Y esa sonrisa que puso cuando se apenó…
esa sonrisa de niña chiquita que le sale cuando se pone nerviosa… me desarma.

No podía dejarlo así.
Tenía que devolverle ese gesto, no por compromiso, sino porque me nació.
Porque quería.

Ese miércoles lo esperé con más ganas que cualquier otro.
Y cuando la vi bajando las escaleras con su mochila y ese suéter grande que casi siempre usa cuando quiere estar cómoda, supe que ese momento tenía que ser especial.

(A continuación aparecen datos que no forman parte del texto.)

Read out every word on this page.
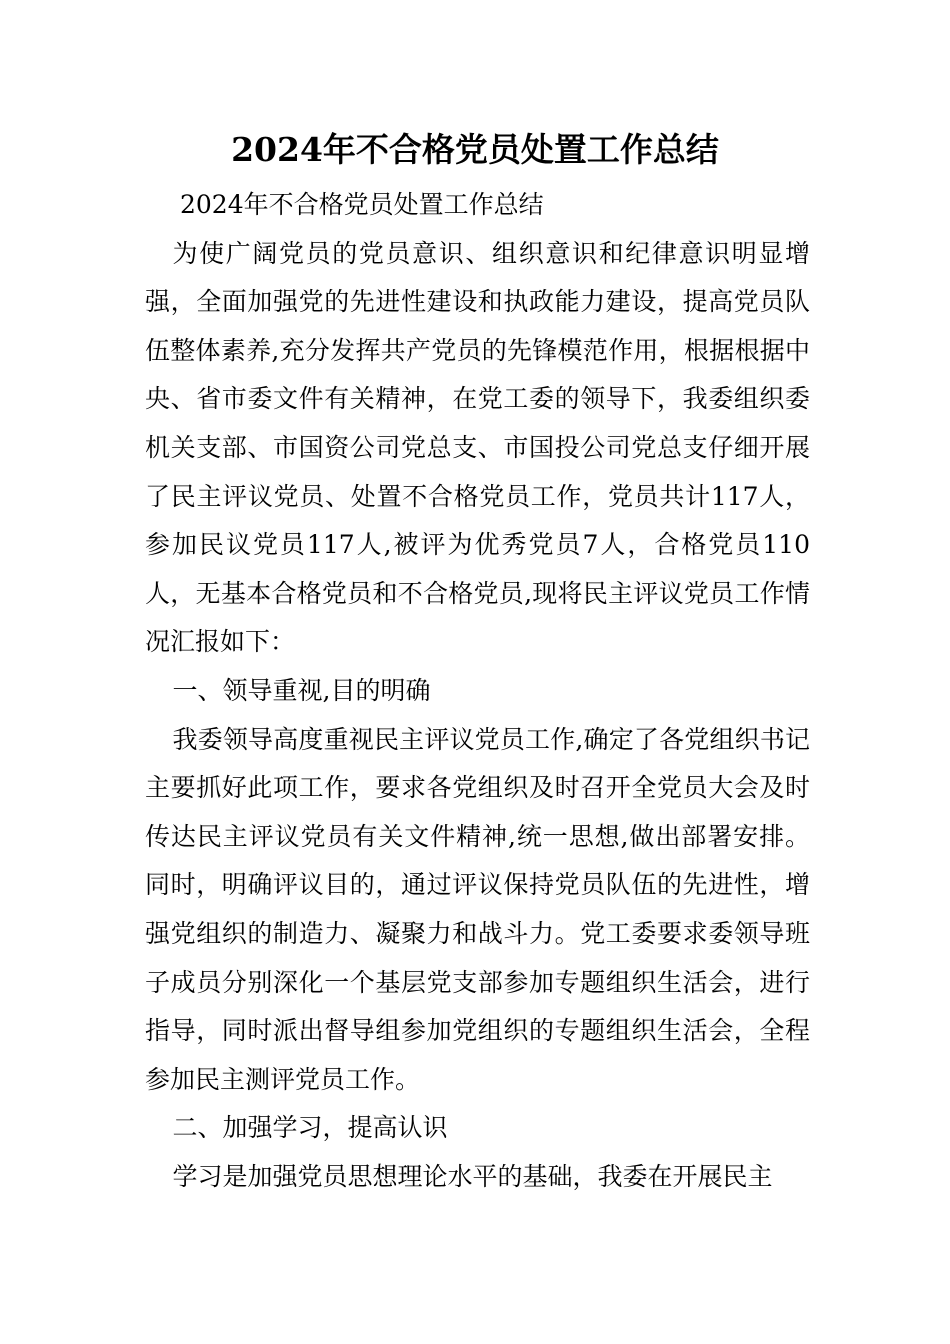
2024年不合格党员处置工作总结

2024年不合格党员处置工作总结

为使广阔党员的党员意识、组织意识和纪律意识明显增强，全面加强党的先进性建设和执政能力建设，提高党员队伍整体素养,充分发挥共产党员的先锋模范作用，根据根据中央、省市委文件有关精神，在党工委的领导下，我委组织委机关支部、市国资公司党总支、市国投公司党总支仔细开展了民主评议党员、处置不合格党员工作，党员共计117人，参加民议党员117人,被评为优秀党员7人，合格党员110人，无基本合格党员和不合格党员,现将民主评议党员工作情况汇报如下：

一、领导重视,目的明确

我委领导高度重视民主评议党员工作,确定了各党组织书记主要抓好此项工作，要求各党组织及时召开全党员大会及时传达民主评议党员有关文件精神,统一思想,做出部署安排。同时，明确评议目的，通过评议保持党员队伍的先进性，增强党组织的制造力、凝聚力和战斗力。党工委要求委领导班子成员分别深化一个基层党支部参加专题组织生活会，进行指导，同时派出督导组参加党组织的专题组织生活会，全程参加民主测评党员工作。

二、加强学习，提高认识

学习是加强党员思想理论水平的基础，我委在开展民主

Guardé el regalo en el bolsillo interno de mi chaqueta.
No era gran cosa.
Pero me esforcé.

Había escrito unas palabras en un papel, recortado con cuidado, doblado en tres partes, como si fuera una nota secreta.
Y lo acompañé con un brazalete sencillo, negro con un pequeño dije dorado en forma de mariposa.

Porque aunque ella no lo sepa,
para mí es eso:
una mariposa que no tiene idea de lo mucho que embellece el lugar en el que está.

La busqué en el primer descanso.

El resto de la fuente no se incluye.